This delectable baked dish features penne pasta and broccoli flowerets mixed with a flavorful Alfredo-like sauce - baked until hot and bubbly, it's an unforgettable recipe!
- 6 cups uncooked penne pasta
- 4 cups fresh or frozen broccoli florets
- 1 can (10 3/4 ounces) Campbell's® Condensed Cream of Mushroom Soup (Regular or 98% Fat Free)
- 1 1/2 cups milk
- 1/2 tsp. ground black pepper
- 1 1/2 cups shredded mozzarella cheese (about 6 ounces)
- 1/4 cup shredded Parmesan cheese
- Heat the oven to 350 degrees F.
- Cook the pasta according to the package directions. Add the broccoli for the last 4 minutes of cooking time. Drain the pasta mixture well in a colander.
- Stir the soup, milk and black pepper in a 2-quart shallow baking dish. Stir in the pasta mixture, 3/4 cup mozzarella cheese and 2 tablespoons Parmesan cheese. Top with the remaining mozzarella and Parmesan cheeses.
- Bake for 25 minutes or until the pasta mixture is hot and bubbling and the cheese is melted.
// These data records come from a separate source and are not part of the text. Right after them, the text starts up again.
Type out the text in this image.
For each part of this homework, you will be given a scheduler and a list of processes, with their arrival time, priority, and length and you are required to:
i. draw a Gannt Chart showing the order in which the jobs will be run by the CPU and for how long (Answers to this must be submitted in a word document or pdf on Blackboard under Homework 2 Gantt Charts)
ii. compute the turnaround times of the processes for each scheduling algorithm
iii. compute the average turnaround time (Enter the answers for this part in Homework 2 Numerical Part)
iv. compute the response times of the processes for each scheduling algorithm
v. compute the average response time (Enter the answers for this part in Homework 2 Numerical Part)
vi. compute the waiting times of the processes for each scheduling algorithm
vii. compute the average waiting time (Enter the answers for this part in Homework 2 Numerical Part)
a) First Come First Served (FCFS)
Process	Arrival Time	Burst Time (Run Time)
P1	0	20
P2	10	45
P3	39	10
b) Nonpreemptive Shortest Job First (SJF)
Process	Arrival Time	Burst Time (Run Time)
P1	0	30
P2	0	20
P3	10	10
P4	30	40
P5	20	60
- Serving Suggestion: Serve with baby greens (spinach, arugula and frisee) salad tossed with lemon mustard vinaigrette. For dessert serve fresh strawberry shortcake with whipped cream.
- Creamy white pastas like this one taste great with the tang and heat of crushed red pepper flakes. Serve it on the side.